Open a Savings Account
It’s never too early to start teaching your child about money. One way to do this is with a child’s account in a bank or credit union. Encourage them to save their allowance, money they get on birthdays, and any other money they end up with. While this won’t impact their credit score now, it will set them up for a lifetime of good money habits. What age you can start this depends on which bank you go to so shop around your local banks and credit unions.
Add Your Child to Your Credit Card
When your child heads into their teen years it is possible to add them to your credit card as an authorized user and this will help them start to develop a credit score. Of course, it’s important that this credit card be used wisely and gets paid off in a timely fashion or else it will start negatively impacting your credit score and theirs.
Co-Sign on a Loan
This is perhaps the riskiest suggestion for your own credit score. Co-signing on your child’s loan will help them be able to secure a loan that if they pay back as they are supposed to will help them with build credit. However, if they stop making payments on that loan then you will be responsible for paying it off.
Encourage them to get a Student Credit Card
If your child is going into college encourage them to get a Student Credit Card. These cards are designed specifically for college students in mind. This means they don’t have very high credit requirements to get approved for it.
Help them Save for a Secured Credit Card
If your child isn’t going to college, or they can’t get a Student Credit Card for some reason then a secured credit card might be the right option for them. A secured credit card requires you to save up a certain amount of money to get the credit card. The card is then available to them, typically in the amount that they saved up. So, if you saved $500 to get a secured credit card, you would have $500 in credit on that card.
Open New Forms of Credit (Cell Phone, Utility Bills)

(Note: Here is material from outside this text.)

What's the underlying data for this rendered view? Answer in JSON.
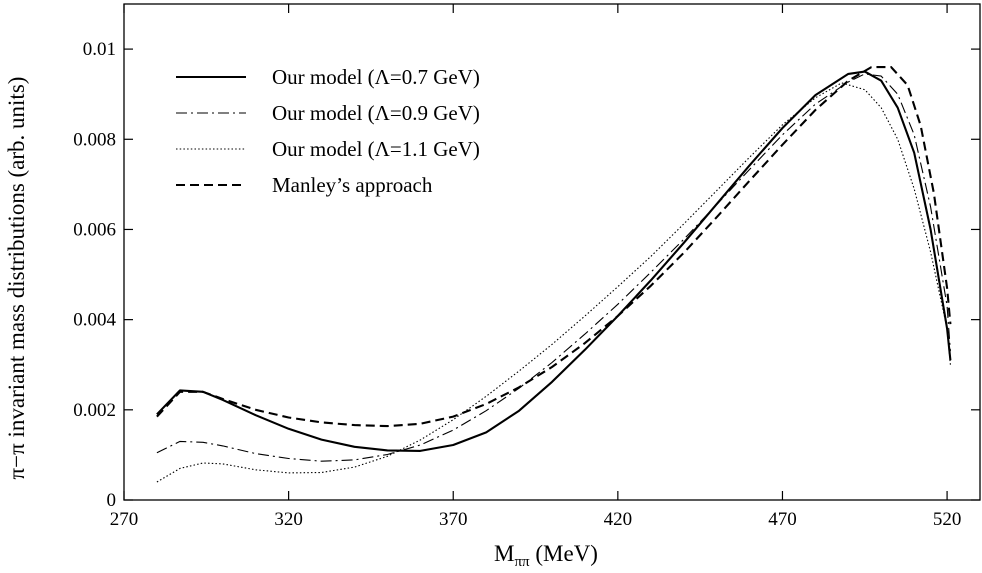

Another way to build credit when you’re young is by getting a cell phone you pay for monthly and having utility bills in your name. Being able to show that you can faithfully pay all of your bills every month is a great way to develop your credit score. Of course, this isn’t very easy to do if you’re still living at home with your parents and it means that you can’t be on the family cell phone plan anymore. But in the long run, it will be worth it.